How to Adjust Your Security Strategy
The most common defenses against conventional ransomware (i.e., encryption-only attacks) —backing up files and decrypting the malware—clearly will not work with a data extortion threat. While companies should continue to invest in those strategies, they will need to augment their overall security planning with additional layers of defense.
Rapid incident response is critical. Most data extortion groups will try to maintain access to the victim’s network for as long as possible, so they can keep stealing information—and searching for more embarrassing material they can release. The quicker your IT team can identify the breach and boot them off the network, the less damage you will face.
A key element of incident response is “phishing response.” This goes well beyond traditional email security solutions by having a dedicated team or outside service that can fully investigate phishing attacks and hunt inside the network to look for any signs that an attack was successful. This is critical for stopping these attacks early on, before the hackers can cause significant damage.

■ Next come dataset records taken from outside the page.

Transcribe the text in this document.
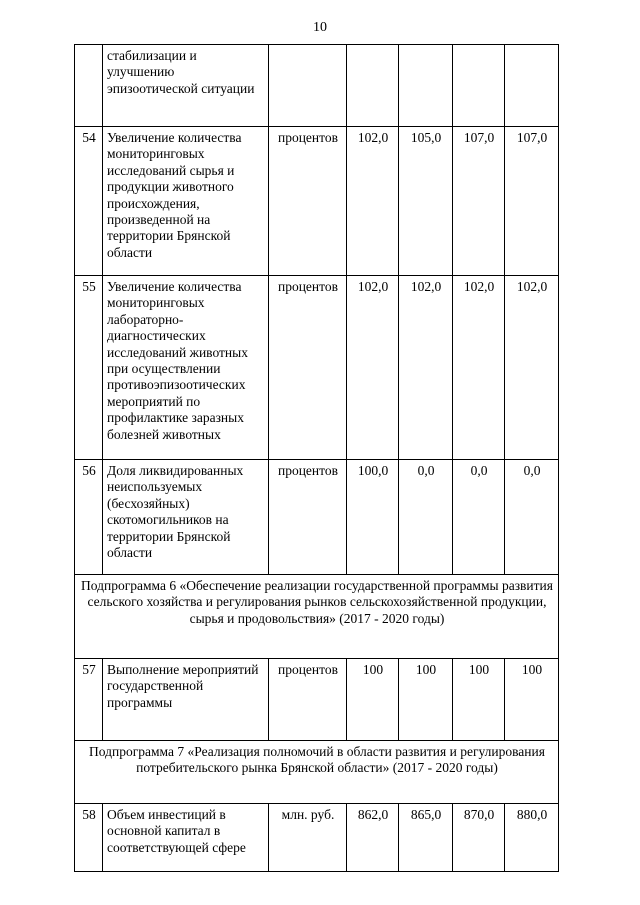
10
	стабилизации и улучшению эпизоотической ситуации					
54	Увеличение количества мониторинговых исследований сырья и продукции животного происхождения, произведенной на территории Брянской области	процентов	102,0	105,0	107,0	107,0
55	Увеличение количества мониторинговых лабораторно-диагностических исследований животных при осуществлении противоэпизоотических мероприятий по профилактике заразных болезней животных	процентов	102,0	102,0	102,0	102,0
56	Доля ликвидированных неиспользуемых (бесхозяйных) скотомогильников на территории Брянской области	процентов	100,0	0,0	0,0	0,0
Подпрограмма 6 «Обеспечение реализации государственной программы развития сельского хозяйства и регулирования рынков сельскохозяйственной продукции, сырья и продовольствия» (2017 - 2020 годы)						
57	Выполнение мероприятий государственной программы	процентов	100	100	100	100
Подпрограмма 7 «Реализация полномочий в области развития и регулирования потребительского рынка Брянской области» (2017 - 2020 годы)						
58	Объем инвестиций в основной капитал в соответствующей сфере	млн. руб.	862,0	865,0	870,0	880,0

Implement a post-breach containment strategy. Since even the best preventive security will sometimes fail, companies must put in place stronger protections to limit the potential damage of a successful cyberattack—including data extortion. Key actions include access controls (limiting who can access what, restricting remote-access permissions, implementing multi-factor authentication, etc.), data encryption (so that any stolen files will be useless to the attacker) and network segmentation, so that attackers will have a harder time spreading throughout a company.